День пятый
Господи, почему ты не слышишь меня? Я молю направить меня на путь истинный, но ты молчишь! Oi me! Мир Шатается вокруг меня. Охранники Джованни вновь пришли за мной. На сей раз они без слов ввалились в мою спальню и приволокли меня к кардиналу. Как только я встал перед ним, Джованни спросил:
— Уго ди Фонте, ты веруешь в Бога?
— Конечно! — Я осенил себя крестным знамением. — В Бога Отца, и Сына, и Святого Духа. В создателя нашего. В нашего Отца.
— Нашего Отца?
— Ну да. Мы ведь созданы по образу и подобию его!
Джованни пожевал кончик пера.
— Если мы созданы по его подобию, значит, ipso facto [62], он должен отражать нас, n’est-ce pas [63]?
— Простите, кардинал Джованни, я не понимаю, что вы имеете в виду.
— Если мы созданы по образу и подобию Божию, стало быть, Господь такой же, как мы, — повторил Джованни. — Наша сила — это его сила, а наша слабость — его слабость.
— Ваши слова острее шпаги, кардинал Джованни. Я простой крестьянин…
— Будь ты крестьянином, ты не носил бы такую одежду и не сидел бы завтра вечером за столом со своим собственным дегустатором рядом с герцогом Федерико, — отрезал он. — Судя по твоим словам, Господь может быть любящим и нелюбящим. Милосердным, но жестоким…
— Кардинал Джованни…
— Эгоистом, снобом, вором, убийцей…
— Мы созданы по образу Божию, однако грехи наши вызваны тем, что мы не исполняем его учение.
— И какой грех самый тяжкий?
Я боялся ответить, поскольку понимал, что в любом случае буду не прав.
— Гордыня, Уго.
— Вам, конечно, виднее.
— Разве ты не гордишься своей дочерью?
— Неужто это грешно?
Он пропустил мой вопрос мимо ушей.
— Ты гордишься своей дочерью. Ты гордишься тем, что возвысился от дегустатора до придворного.
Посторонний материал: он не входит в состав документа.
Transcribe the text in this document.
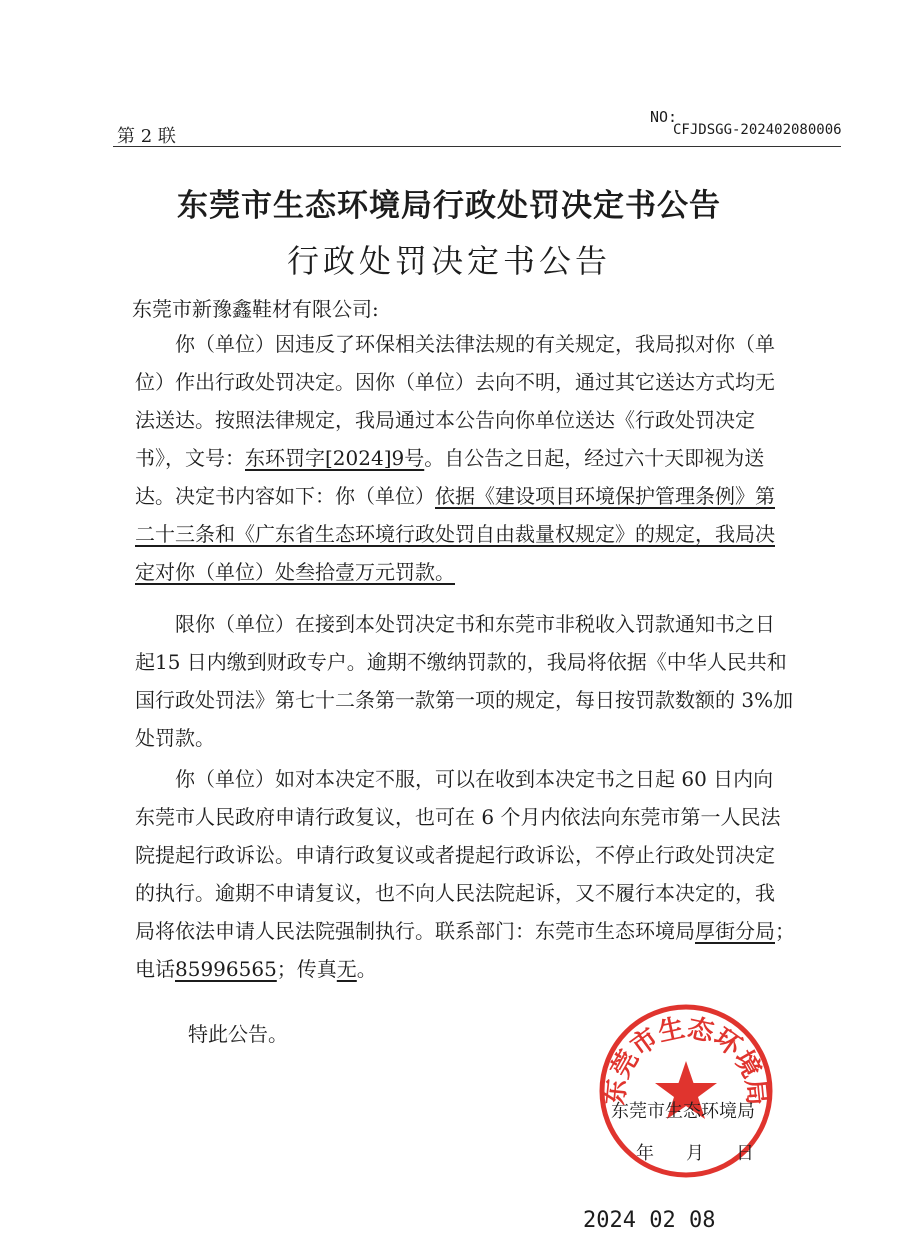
第 2 联
NO:
CFJDSGG-202402080006
东莞市生态环境局行政处罚决定书公告
行政处罚决定书公告
东莞市新豫鑫鞋材有限公司:
　　你（单位）因违反了环保相关法律法规的有关规定，我局拟对你（单
位）作出行政处罚决定。因你（单位）去向不明，通过其它送达方式均无
法送达。按照法律规定，我局通过本公告向你单位送达《行政处罚决定
书》，文号：东环罚字[2024]9号。自公告之日起，经过六十天即视为送
达。决定书内容如下：你（单位）依据《建设项目环境保护管理条例》第
二十三条和《广东省生态环境行政处罚自由裁量权规定》的规定，我局决
定对你（单位）处叁拾壹万元罚款。
　　限你（单位）在接到本处罚决定书和东莞市非税收入罚款通知书之日
起15 日内缴到财政专户。逾期不缴纳罚款的，我局将依据《中华人民共和
国行政处罚法》第七十二条第一款第一项的规定，每日按罚款数额的 3%加
处罚款。
　　你（单位）如对本决定不服，可以在收到本决定书之日起 60 日内向
东莞市人民政府申请行政复议，也可在 6 个月内依法向东莞市第一人民法
院提起行政诉讼。申请行政复议或者提起行政诉讼，不停止行政处罚决定
的执行。逾期不申请复议，也不向人民法院起诉，又不履行本决定的，我
局将依法申请人民法院强制执行。联系部门：东莞市生态环境局厚街分局；
电话85996565；传真无。
特此公告。
东莞市生态环境局
东莞市生态环境局
年月日
2024 02 08
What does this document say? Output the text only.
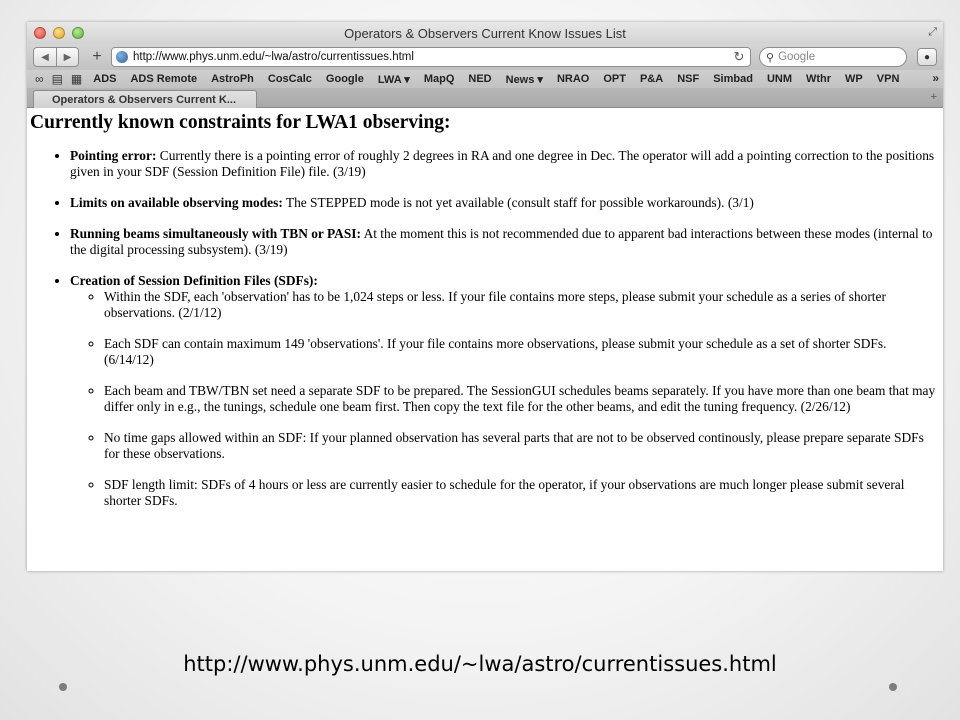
Operators & Observers Current Know Issues List	⤢
◀	▶	+	http://www.phys.unm.edu/~lwa/astro/currentissues.html	↻	⚲ Google	●
∞ ▤ ▦ ADS ADS Remote AstroPh CosCalc Google LWA ▾ MapQ NED News ▾ NRAO OPT P&A NSF Simbad UNM Wthr WP VPN	»
Operators & Observers Current K...	+
Currently known constraints for LWA1 observing:
• Pointing error: Currently there is a pointing error of roughly 2 degrees in RA and one degree in Dec. The operator will add a pointing correction to the positions given in your SDF (Session Definition File) file. (3/19)
• Limits on available observing modes: The STEPPED mode is not yet available (consult staff for possible workarounds). (3/1)
• Running beams simultaneously with TBN or PASI: At the moment this is not recommended due to apparent bad interactions between these modes (internal to the digital processing subsystem). (3/19)
• Creation of Session Definition Files (SDFs):
◦ Within the SDF, each 'observation' has to be 1,024 steps or less. If your file contains more steps, please submit your schedule as a series of shorter observations. (2/1/12)
◦ Each SDF can contain maximum 149 'observations'. If your file contains more observations, please submit your schedule as a set of shorter SDFs. (6/14/12)
◦ Each beam and TBW/TBN set need a separate SDF to be prepared. The SessionGUI schedules beams separately. If you have more than one beam that may differ only in e.g., the tunings, schedule one beam first. Then copy the text file for the other beams, and edit the tuning frequency. (2/26/12)
◦ No time gaps allowed within an SDF: If your planned observation has several parts that are not to be observed continously, please prepare separate SDFs for these observations.
◦ SDF length limit: SDFs of 4 hours or less are currently easier to schedule for the operator, if your observations are much longer please submit several shorter SDFs.
http://www.phys.unm.edu/~lwa/astro/currentissues.html
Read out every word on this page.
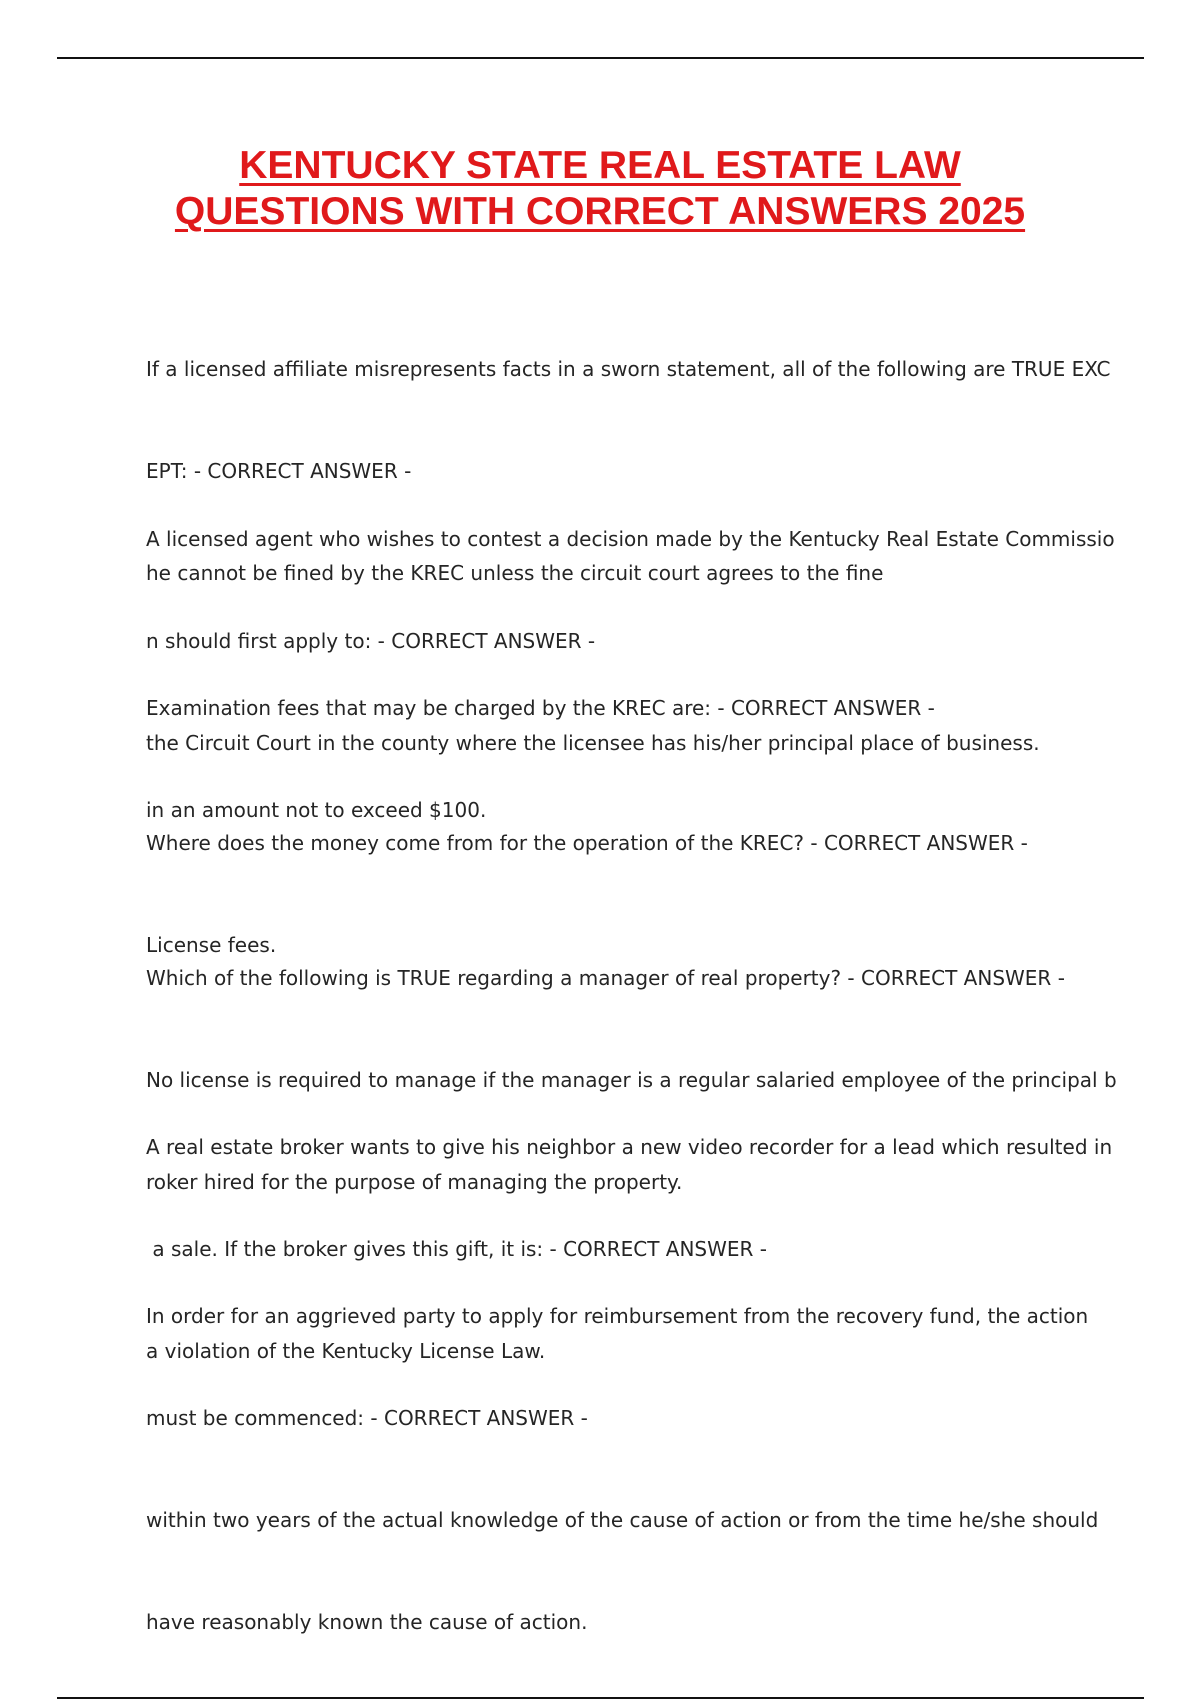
KENTUCKY STATE REAL ESTATE LAW
QUESTIONS WITH CORRECT ANSWERS 2025

If a licensed affiliate misrepresents facts in a sworn statement, all of the following are TRUE EXC

EPT: - CORRECT ANSWER -

he cannot be fined by the KREC unless the circuit court agrees to the fine

A licensed agent who wishes to contest a decision made by the Kentucky Real Estate Commissio

n should first apply to: - CORRECT ANSWER -

the Circuit Court in the county where the licensee has his/her principal place of business.

Examination fees that may be charged by the KREC are: - CORRECT ANSWER -

in an amount not to exceed $100.

Where does the money come from for the operation of the KREC? - CORRECT ANSWER -

License fees.

Which of the following is TRUE regarding a manager of real property? - CORRECT ANSWER -

No license is required to manage if the manager is a regular salaried employee of the principal b

roker hired for the purpose of managing the property.

A real estate broker wants to give his neighbor a new video recorder for a lead which resulted in

a sale. If the broker gives this gift, it is: - CORRECT ANSWER -

a violation of the Kentucky License Law.

In order for an aggrieved party to apply for reimbursement from the recovery fund, the action

must be commenced: - CORRECT ANSWER -

within two years of the actual knowledge of the cause of action or from the time he/she should

have reasonably known the cause of action.
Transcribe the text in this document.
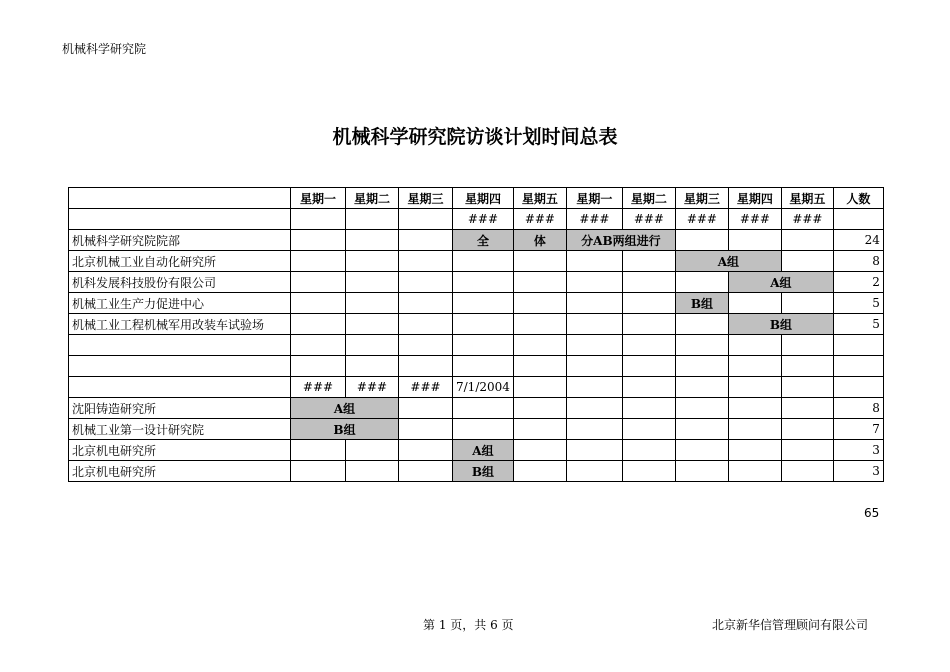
机械科学研究院
机械科学研究院访谈计划时间总表
	星期一	星期二	星期三	星期四	星期五	星期一	星期二	星期三	星期四	星期五	人数
				###	###	###	###	###	###	###	
机械科学研究院院部				全	体	分AB两组进行					24
北京机械工业自动化研究所								A组			8
机科发展科技股份有限公司									A组		2
机械工业生产力促进中心								B组			5
机械工业工程机械军用改装车试验场									B组		5

	###	###	###	7/1/2004							
沈阳铸造研究所	A组										8
机械工业第一设计研究院	B组										7
北京机电研究所				A组							3
北京机电研究所				B组							3
65
第 1 页，共 6 页	北京新华信管理顾问有限公司
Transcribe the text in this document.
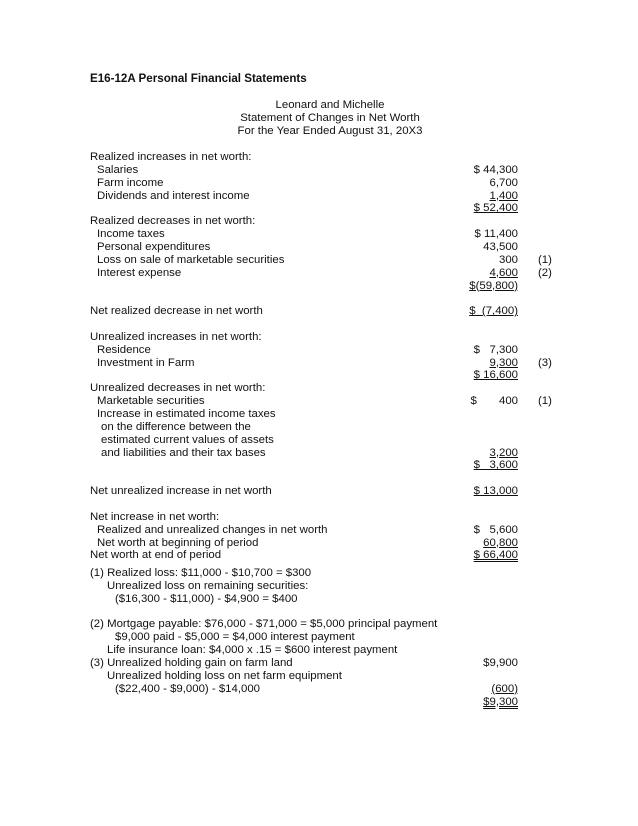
E16-12A Personal Financial Statements
Leonard and Michelle
Statement of Changes in Net Worth
For the Year Ended August 31, 20X3
Realized increases in net worth:
Salaries	$ 44,300
Farm income	6,700
Dividends and interest income	1,400
$ 52,400
Realized decreases in net worth:
Income taxes	$ 11,400
Personal expenditures	43,500
Loss on sale of marketable securities	300 (1)
Interest expense	4,600 (2)
$(59,800)
Net realized decrease in net worth	$  (7,400)
Unrealized increases in net worth:
Residence	$   7,300
Investment in Farm	9,300 (3)
$ 16,600
Unrealized decreases in net worth:
Marketable securities	$       400 (1)
Increase in estimated income taxes
on the difference between the
estimated current values of assets
and liabilities and their tax bases	3,200
$   3,600
Net unrealized increase in net worth	$ 13,000
Net increase in net worth:
Realized and unrealized changes in net worth	$   5,600
Net worth at beginning of period	60,800
Net worth at end of period	$ 66,400
(1) Realized loss: $11,000 - $10,700 = $300
Unrealized loss on remaining securities:
($16,300 - $11,000) - $4,900 = $400
(2) Mortgage payable: $76,000 - $71,000 = $5,000 principal payment
$9,000 paid - $5,000 = $4,000 interest payment
Life insurance loan: $4,000 x .15 = $600 interest payment
(3) Unrealized holding gain on farm land	$9,900
Unrealized holding loss on net farm equipment
($22,400 - $9,000) - $14,000	(600)
$9,300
Ты гордишься, что обманул саму Смерть. Твоя гордыня — словно облако зловония, окутывающее тебя. Ты расхаживаешь в шелках, но в душе ты по-прежнему крестьянин. И колдун. Вот и все.
Он махнул рукой, и меня вышвырнули из его покоев. Тем не менее он меня не арестовал. Почему? На обратном пути я увидел Миранду и Томмазо, которые разговаривали в саду Эмилии.
— Вы с ума сошли, — сказал я. — Ночью вас едва не убили, а вы опять за свое…
— Мы обсуждали десерт, который подадут на банкете, — холодно отрезала Миранда и пошла прочь.
Томмазо провожал ее взглядом, и я шагнул, заслонив собой дочь, чтобы никто не заметил, как он на нее смотрит.
— Здесь полно гостей! Не могу поверить, что ты с такой легкостью готов принести ее в жертву!
— Я? — воскликнул он. — Ты уже это сделал. И тоже ушел.
Они врут. Они что-то затевают. Именно поэтому они оборвали разговор, когда я подошел. Они собираются отравить Федерико — и меня тоже. Я знаю это. Знаю. Я, уговоривший Томмазо стать поваром, буду им отравлен! А моя дочь ему поможет. Такой комедии позавидовал бы сам Боккаччо.